Ik ga dan maar alleen het kleine stukje verder en maak wat plaatjes van de waterval. Het is best een mooie waterval, die geheel tegen traditie van de indianen in, naar een vrouw is vernoemd. Terug bij de parking lezen we de legende van deze vrouw.

We rijden verder tot aan het einde van de weg, maar daar is jammer genoeg geen parkeerplaats te vinden. Geen boottochtje voor ons dus. We rijden terug tot aan een parking en wandelen daar de trail naar de Apistokki falls. Deze trail is iets minder dan een mijl lang en eerlijk gezegd, het is niet echt de moeite waard. Wij vonden de apistokki's niet zo speciaal, maar misschien zijn wij ook net iets te verwend met onze watervallen dit jaar. Het was een leuke wandeling door het bos, waarbij we veel onnozelheden hebben verteld, want je bent nog steeds in berenland, en er wordt aangeraden, zelfs op korte trails om toch te babbelen.
We rijden naar East Glacier, waar ik de jeep te drinken geef (dorstig madammeke hoor) en daarna rijden we terug naar Many Glaciers. We stoppen onderweg bij een uitzichtpunt en praten wat met een man die heel geïnterresseerd is in onze taal (waar hebben we dat al meer gehoord). Hij vertelt dat hij deze winter was komen skiën in Zwisterland en dat Glacier NP vaak de alpen van Amerika worden genoemd. Was hij even verschoten van het skiën in de echte alpen. Hij had er zijn ogen uitgekeken op de pistes. En op de prijskaartjes van alles in Zwitserland.

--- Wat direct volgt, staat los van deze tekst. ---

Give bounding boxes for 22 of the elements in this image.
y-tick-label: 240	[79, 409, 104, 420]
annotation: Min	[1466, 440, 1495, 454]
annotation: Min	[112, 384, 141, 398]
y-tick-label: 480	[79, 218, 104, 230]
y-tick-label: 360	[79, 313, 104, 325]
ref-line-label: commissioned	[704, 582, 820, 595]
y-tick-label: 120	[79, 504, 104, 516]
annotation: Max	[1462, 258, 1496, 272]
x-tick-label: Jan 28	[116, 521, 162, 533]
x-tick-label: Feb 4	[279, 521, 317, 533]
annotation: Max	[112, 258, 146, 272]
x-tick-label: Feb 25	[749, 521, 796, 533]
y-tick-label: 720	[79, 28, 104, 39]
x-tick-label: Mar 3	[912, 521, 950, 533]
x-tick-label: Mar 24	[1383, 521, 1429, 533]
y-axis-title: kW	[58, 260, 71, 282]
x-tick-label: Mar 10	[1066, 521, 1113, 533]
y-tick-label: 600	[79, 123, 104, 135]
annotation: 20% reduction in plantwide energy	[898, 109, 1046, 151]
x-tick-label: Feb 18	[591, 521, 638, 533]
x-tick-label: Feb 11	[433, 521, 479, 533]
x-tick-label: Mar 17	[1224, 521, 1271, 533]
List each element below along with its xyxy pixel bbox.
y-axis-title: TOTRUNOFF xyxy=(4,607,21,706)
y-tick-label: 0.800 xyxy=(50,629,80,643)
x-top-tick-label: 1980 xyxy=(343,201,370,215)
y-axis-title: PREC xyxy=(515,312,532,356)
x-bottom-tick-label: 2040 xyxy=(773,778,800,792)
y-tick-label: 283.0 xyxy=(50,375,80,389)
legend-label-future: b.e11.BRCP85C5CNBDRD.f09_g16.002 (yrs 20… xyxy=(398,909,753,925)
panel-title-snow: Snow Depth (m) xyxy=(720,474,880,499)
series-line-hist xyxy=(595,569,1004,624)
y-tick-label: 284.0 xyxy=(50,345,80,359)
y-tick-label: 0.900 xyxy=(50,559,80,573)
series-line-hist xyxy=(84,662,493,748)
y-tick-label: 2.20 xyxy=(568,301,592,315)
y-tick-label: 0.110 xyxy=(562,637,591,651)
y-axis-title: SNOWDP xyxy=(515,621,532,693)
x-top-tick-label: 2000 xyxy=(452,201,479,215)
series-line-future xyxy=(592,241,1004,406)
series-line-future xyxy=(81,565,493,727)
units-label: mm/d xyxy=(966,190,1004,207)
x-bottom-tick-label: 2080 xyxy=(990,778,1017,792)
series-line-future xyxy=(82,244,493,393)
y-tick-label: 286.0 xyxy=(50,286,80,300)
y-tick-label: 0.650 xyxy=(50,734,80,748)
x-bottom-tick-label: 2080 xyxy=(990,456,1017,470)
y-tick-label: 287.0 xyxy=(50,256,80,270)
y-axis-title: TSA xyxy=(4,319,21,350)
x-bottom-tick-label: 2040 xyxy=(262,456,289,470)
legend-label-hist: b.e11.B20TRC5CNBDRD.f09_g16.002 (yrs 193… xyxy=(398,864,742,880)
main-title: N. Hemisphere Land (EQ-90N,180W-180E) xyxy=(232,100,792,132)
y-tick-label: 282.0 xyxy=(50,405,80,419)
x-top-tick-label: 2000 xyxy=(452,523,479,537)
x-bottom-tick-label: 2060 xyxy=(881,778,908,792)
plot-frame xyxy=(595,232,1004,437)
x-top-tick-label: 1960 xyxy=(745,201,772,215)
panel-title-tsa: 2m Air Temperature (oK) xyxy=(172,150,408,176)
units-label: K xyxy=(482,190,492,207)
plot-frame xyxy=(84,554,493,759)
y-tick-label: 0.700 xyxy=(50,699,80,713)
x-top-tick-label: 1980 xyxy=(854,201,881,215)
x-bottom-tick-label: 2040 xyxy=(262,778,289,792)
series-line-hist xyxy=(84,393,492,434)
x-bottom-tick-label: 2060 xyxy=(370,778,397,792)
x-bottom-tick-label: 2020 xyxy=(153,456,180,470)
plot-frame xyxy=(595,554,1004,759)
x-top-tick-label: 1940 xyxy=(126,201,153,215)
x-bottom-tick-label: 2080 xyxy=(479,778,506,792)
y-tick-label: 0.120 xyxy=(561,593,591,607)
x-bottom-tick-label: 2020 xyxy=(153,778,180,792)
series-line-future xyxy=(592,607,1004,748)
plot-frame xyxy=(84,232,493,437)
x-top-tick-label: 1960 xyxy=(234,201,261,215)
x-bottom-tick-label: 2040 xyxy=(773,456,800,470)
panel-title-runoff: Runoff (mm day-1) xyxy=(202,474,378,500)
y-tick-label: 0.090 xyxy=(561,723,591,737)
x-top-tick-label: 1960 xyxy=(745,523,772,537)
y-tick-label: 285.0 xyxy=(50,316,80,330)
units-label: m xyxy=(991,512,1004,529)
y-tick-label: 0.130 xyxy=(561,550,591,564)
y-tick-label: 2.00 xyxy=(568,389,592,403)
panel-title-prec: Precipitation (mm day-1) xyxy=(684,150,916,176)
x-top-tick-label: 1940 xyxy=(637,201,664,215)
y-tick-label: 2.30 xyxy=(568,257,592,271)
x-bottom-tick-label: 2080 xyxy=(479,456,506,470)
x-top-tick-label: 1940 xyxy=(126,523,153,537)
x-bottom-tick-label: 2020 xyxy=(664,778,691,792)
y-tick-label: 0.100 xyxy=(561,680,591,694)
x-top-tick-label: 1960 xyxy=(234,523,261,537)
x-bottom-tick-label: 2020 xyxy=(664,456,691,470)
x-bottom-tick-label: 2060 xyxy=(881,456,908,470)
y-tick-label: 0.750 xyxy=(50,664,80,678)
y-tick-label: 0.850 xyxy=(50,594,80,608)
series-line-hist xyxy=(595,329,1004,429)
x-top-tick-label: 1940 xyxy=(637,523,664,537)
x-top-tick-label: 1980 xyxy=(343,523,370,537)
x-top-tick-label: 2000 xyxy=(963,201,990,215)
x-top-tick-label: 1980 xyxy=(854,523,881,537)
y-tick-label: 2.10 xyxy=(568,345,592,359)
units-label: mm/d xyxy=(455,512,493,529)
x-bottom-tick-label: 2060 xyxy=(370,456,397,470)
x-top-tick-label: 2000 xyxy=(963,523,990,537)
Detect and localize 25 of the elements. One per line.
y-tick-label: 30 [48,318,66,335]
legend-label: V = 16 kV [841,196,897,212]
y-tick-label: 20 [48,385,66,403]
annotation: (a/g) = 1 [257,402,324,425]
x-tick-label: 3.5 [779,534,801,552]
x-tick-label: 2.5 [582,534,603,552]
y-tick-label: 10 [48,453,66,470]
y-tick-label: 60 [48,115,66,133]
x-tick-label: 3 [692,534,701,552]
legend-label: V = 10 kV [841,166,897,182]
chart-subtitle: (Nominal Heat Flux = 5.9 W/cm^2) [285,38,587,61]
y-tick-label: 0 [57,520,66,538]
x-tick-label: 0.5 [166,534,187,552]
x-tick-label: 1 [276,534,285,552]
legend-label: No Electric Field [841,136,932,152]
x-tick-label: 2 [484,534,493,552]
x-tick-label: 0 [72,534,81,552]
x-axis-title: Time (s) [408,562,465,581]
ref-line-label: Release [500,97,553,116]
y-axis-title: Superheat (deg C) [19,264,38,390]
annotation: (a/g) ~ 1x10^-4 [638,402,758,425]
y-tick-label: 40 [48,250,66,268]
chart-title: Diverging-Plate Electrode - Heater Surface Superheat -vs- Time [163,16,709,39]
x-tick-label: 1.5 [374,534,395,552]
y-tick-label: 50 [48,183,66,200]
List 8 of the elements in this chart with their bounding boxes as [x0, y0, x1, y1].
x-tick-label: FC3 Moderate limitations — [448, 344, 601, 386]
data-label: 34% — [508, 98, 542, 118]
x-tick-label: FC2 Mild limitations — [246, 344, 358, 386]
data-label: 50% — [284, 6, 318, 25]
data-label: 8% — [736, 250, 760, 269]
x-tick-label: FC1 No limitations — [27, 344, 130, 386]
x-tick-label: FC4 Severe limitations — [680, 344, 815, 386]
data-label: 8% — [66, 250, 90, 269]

We reden verder en reden bij St Mary de going to the sun route op. We gingen eerst langs in het visitor center en haalden daar stempeltjes en zo van die dingen. We reden verder en hielden onze ogen open. We stopten even bij het Wild Goats Island, een zichtpunt waar je een mooi zicht hebt op het Marylake en de bergen erachter, en natuurlijk een klein eilandje.


Net voor de Sunrift Gorge zagen we een auto in de remblokken gaan en oja, daar stond een beer, netjes naast de weg geparkeerd. Natuurlijk de foute lens op de camera, maar beertje bruin was niet gepresseerd, dus kon ik gerust de andere lens opsteken. Groot onze verbazing toen de chauffeur van de auto voor ons (blond, what's in a name) uitstapte. Tuurlijk, daar heb je even een beer op minder dan vijf meter van je auto staan, ga je even gezellig een babbeltje doen ermee. Dom, dommer, domst!


Toen de beer zijn hielen lichtte, reden wij ook verder. We reden verder tot aan Logan Pass en gingen al eens een kijkje nemen op de Hidden Lake trail, die we voor morgen op de planning staan hebben. Visitor center, check. Stempeltje, check. Sticker, check. We kunnen weer verder. Vanaf hier keerden we terug op onze stappen, de rest van deze prachtige route is voor morgen. In het terugkeren stopten we enkele malen langs de weg om zichten te trekken en watervallen. Die watervallen zijn meestal gewoon waterstromen die van de rotsen langs de weg komen gedonderd.


Eenmaal terug bij het hotel kregen we zowaar nog twee bighorn sheep voor onze auto. Die werden ook nog op de foto gezwierd. We gingen eten in de Swiftcurrent in en gingen onze tweede rumoerige nacht in.